Ante todo, es necesario preservar la lozanía del carisma: ¡que no se arruine esa lozanía! ¡Lozanía del carisma! Renovando siempre el «primer amor» (cf. Ap 2, 4). En efecto, con el tiempo aumenta la tentación de contentarse, de paralizarse en esquemas tranquilizadores, pero estériles. La tentación de enjaular al Espíritu: esta es una tentación. Sin embargo, «la realidad es más importante que la idea» (cf. Exhortación apostólica Evangelii gaudium, 231-233); aunque cierta institucionalización del carisma es necesaria para su misma supervivencia, no hay que ilusionarse con que las estructuras externas puedan garantizar la acción del Espíritu Santo. La novedad de vuestras experiencias no consiste en los métodos y en las formas, por importantes que sean, sino en la disposición a responder con renovado entusiasmo a la llamada del Señor: es esta valentía evangélica la que permitió el nacimiento de vuestros movimientos y nuevas comunidades. Si se defienden las formas y los métodos por sí mismos, se convierten en ideológicos, alejados de la realidad que está en continua evolución; cerrados a la novedad del Espíritu, terminarán por sofocar el carisma mismo que los ha generado. Es preciso volver siempre a las fuentes de los carismas, y reencontraréis el impulso para afrontar los desafíos. Vosotros no habéis hecho una escuela de espiritualidad así; no habéis hecho una institución de espiritualidad así; no tenéis un grupito… ¡No! ¡Movimiento! Siempre en la calle, siempre en movimiento, siempre abierto a las sorpresas de Dios, que están en sintonía con la primera llamada del movimiento, el carisma fundamental.

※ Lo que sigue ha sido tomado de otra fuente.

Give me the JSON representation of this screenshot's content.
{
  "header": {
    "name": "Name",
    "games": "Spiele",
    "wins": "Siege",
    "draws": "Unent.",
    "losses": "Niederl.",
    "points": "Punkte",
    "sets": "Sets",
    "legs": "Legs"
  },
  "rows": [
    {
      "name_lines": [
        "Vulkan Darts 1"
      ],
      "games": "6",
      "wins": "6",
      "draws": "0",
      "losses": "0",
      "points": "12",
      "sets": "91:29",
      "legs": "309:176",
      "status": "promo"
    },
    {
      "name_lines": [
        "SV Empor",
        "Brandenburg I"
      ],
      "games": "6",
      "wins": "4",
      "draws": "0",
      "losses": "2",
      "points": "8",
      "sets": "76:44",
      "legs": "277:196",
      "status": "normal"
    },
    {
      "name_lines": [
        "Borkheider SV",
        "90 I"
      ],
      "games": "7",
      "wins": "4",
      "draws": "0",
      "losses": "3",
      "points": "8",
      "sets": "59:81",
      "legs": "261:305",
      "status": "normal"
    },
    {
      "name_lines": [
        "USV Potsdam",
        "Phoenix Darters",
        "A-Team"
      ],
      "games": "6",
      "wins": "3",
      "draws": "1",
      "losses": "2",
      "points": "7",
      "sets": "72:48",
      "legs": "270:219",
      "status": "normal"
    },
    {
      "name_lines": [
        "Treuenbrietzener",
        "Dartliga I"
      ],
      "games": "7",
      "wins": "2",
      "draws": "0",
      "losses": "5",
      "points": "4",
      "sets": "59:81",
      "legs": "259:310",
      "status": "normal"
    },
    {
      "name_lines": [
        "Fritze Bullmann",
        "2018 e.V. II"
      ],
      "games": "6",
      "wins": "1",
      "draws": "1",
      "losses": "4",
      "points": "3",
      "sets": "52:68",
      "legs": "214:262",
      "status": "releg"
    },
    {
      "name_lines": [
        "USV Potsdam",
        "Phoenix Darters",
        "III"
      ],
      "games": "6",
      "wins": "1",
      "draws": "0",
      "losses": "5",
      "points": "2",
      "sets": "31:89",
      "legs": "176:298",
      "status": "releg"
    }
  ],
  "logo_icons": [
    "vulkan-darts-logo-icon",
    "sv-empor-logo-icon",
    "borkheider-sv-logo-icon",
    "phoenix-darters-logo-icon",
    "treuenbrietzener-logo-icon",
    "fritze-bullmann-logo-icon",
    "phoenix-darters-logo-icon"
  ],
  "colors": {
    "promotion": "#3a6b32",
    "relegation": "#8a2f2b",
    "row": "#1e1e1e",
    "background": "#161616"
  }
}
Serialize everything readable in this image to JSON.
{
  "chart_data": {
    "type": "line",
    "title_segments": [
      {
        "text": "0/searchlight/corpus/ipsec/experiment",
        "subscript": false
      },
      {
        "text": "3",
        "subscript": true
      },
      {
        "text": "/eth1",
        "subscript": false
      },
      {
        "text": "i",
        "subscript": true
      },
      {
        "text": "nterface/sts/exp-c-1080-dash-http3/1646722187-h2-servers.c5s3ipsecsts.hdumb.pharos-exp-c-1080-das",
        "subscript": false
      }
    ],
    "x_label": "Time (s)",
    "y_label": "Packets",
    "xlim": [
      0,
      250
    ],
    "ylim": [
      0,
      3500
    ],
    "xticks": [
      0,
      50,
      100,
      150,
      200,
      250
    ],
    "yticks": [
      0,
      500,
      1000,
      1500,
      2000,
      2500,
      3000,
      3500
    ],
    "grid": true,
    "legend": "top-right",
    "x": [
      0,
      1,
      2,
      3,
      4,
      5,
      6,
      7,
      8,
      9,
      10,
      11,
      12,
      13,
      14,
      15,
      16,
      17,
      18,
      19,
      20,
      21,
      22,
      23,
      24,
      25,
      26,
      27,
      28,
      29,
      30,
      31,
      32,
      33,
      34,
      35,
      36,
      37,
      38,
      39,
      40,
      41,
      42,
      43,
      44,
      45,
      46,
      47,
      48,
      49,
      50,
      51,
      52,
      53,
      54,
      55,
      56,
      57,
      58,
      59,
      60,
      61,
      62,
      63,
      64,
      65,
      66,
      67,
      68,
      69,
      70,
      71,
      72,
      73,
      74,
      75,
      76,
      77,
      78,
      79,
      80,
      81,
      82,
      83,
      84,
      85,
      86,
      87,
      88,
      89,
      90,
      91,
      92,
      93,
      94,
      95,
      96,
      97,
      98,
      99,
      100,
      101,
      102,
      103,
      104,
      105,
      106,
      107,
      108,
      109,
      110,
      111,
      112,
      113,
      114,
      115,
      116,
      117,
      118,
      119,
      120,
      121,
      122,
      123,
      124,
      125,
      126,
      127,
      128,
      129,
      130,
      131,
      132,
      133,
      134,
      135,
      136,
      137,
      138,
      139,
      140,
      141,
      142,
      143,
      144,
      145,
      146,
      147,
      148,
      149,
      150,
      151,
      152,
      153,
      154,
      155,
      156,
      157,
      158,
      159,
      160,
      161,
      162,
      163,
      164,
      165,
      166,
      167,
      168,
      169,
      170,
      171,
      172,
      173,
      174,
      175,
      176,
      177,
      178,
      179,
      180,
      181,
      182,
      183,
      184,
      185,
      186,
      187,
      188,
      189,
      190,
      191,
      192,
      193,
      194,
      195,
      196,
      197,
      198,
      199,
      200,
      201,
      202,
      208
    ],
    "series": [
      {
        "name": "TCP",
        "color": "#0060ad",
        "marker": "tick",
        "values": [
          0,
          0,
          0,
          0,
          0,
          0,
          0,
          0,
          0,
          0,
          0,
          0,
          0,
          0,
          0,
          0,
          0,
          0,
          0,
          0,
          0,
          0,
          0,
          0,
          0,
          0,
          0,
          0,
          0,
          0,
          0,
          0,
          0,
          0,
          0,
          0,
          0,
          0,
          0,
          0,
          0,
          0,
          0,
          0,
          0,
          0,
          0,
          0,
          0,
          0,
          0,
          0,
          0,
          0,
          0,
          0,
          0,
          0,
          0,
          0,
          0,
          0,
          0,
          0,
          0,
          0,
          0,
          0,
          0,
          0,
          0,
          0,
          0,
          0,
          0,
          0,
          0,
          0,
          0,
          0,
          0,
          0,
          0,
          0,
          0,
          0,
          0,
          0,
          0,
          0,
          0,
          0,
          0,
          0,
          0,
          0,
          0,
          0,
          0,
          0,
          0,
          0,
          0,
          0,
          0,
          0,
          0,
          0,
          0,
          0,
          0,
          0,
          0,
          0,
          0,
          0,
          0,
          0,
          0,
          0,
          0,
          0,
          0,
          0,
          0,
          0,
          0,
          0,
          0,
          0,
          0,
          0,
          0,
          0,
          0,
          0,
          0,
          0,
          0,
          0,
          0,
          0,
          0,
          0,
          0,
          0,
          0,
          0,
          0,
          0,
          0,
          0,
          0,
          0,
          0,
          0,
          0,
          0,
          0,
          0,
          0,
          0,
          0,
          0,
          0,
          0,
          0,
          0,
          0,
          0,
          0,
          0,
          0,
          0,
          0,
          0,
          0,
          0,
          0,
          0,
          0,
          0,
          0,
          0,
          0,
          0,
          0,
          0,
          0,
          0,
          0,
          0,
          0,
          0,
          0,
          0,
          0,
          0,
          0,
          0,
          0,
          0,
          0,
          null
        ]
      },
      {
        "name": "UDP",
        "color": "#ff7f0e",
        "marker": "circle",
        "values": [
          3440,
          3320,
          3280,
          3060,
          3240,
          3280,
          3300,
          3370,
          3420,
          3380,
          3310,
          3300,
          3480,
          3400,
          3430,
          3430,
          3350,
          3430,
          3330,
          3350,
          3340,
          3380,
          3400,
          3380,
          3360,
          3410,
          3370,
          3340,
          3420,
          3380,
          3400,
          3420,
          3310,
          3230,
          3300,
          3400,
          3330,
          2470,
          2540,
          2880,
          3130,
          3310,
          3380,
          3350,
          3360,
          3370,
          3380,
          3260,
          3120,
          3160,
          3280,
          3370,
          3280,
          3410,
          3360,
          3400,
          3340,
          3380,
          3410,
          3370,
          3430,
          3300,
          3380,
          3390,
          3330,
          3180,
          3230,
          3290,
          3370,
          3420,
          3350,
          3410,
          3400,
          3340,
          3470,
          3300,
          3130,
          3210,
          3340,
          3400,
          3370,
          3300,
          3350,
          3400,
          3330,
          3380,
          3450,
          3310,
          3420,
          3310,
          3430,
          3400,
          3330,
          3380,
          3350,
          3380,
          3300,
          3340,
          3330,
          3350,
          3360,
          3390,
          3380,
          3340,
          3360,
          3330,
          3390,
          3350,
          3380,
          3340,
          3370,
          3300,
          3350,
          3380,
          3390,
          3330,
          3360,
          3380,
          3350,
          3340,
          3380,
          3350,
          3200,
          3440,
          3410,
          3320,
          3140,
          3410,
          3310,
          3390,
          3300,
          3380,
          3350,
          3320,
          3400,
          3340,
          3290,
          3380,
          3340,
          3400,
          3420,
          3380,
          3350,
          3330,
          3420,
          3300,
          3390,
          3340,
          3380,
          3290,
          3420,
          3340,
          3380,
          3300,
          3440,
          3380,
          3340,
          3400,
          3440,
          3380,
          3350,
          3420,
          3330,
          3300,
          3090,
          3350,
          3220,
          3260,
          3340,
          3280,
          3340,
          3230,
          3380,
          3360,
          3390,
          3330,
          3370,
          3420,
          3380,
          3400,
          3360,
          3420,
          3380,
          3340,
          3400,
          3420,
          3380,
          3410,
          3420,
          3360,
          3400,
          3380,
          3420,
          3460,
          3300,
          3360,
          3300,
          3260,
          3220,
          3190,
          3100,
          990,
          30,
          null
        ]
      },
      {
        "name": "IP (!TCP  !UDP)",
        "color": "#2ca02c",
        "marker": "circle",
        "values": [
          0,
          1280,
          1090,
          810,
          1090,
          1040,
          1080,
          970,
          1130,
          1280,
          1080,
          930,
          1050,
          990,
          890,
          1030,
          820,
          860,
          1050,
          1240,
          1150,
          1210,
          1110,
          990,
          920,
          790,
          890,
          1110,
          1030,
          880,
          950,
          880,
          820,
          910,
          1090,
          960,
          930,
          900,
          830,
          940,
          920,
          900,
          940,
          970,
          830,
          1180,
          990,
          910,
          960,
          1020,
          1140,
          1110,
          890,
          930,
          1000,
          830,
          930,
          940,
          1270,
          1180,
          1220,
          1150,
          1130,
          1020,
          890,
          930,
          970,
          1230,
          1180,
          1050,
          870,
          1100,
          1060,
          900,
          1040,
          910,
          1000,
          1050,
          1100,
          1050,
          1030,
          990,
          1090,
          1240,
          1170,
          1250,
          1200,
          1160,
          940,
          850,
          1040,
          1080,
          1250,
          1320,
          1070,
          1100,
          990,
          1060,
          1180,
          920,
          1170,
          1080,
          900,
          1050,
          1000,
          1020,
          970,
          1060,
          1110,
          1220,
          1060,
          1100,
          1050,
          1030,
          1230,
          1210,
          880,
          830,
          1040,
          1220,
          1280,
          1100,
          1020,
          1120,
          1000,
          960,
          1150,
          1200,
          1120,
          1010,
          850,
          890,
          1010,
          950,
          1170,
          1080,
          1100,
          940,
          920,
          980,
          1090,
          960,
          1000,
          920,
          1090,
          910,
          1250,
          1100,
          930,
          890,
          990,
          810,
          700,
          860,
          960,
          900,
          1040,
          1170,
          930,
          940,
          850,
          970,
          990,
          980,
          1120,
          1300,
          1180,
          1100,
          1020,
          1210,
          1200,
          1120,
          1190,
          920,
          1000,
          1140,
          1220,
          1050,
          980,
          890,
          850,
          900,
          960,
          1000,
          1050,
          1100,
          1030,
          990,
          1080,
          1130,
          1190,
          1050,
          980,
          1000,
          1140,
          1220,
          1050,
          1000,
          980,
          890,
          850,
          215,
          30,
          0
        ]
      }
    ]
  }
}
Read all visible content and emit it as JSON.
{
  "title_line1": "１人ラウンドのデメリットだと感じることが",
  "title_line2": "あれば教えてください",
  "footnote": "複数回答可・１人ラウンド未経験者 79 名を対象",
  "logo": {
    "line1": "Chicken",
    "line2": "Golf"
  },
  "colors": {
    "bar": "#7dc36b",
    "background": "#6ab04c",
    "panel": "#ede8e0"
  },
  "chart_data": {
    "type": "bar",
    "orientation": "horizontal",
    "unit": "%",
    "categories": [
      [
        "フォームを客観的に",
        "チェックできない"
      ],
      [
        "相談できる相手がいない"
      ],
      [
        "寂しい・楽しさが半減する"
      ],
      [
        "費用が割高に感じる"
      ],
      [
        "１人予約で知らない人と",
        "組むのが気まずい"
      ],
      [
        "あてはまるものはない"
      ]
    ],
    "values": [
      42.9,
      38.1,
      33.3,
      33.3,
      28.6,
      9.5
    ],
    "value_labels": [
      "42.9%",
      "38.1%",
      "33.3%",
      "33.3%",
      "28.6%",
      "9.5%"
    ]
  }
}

Otra cuestión se refiere al modo de acoger y acompañar a los hombres de nuestro tiempo, en particular a los jóvenes (cf. Exhortación apostólica Evangelii gaudium, 105-106). Formamos parte de una humanidad herida —¡debemos decirnos esto!—, en la que todas las agencias educativas, especialmente la más importante, la familia, tienen graves dificultades por doquier en el mundo. El hombre de hoy vive serios problemas de identidad y tiene dificultades para hacer sus propias elecciones; por eso tiene una predisposición a dejarse condicionar, a delegar en otros las decisiones importantes de la vida. Es necesario resistir a la tentación de sustituir la libertad de las personas y dirigirlas sin esperar que maduren realmente. Cada persona tiene su tiempo, camina a su modo, y debemos acompañar este camino. Un progreso moral o espiritual logrado aprovechando la inmadurez de la gente es un éxito aparente, destinado a naufragar. Mejor pocos, pero caminando siempre sin buscar el espectáculo. La educación cristiana, al contrario, requiere un acompañamiento paciente que sabe esperar los tiempos de cada uno, como hace el Señor con cada uno de nosotros: ¡el Señor nos tiene paciencia! La paciencia es el único camino para amar de verdad y llevar a las personas a una relación sincera con el Señor.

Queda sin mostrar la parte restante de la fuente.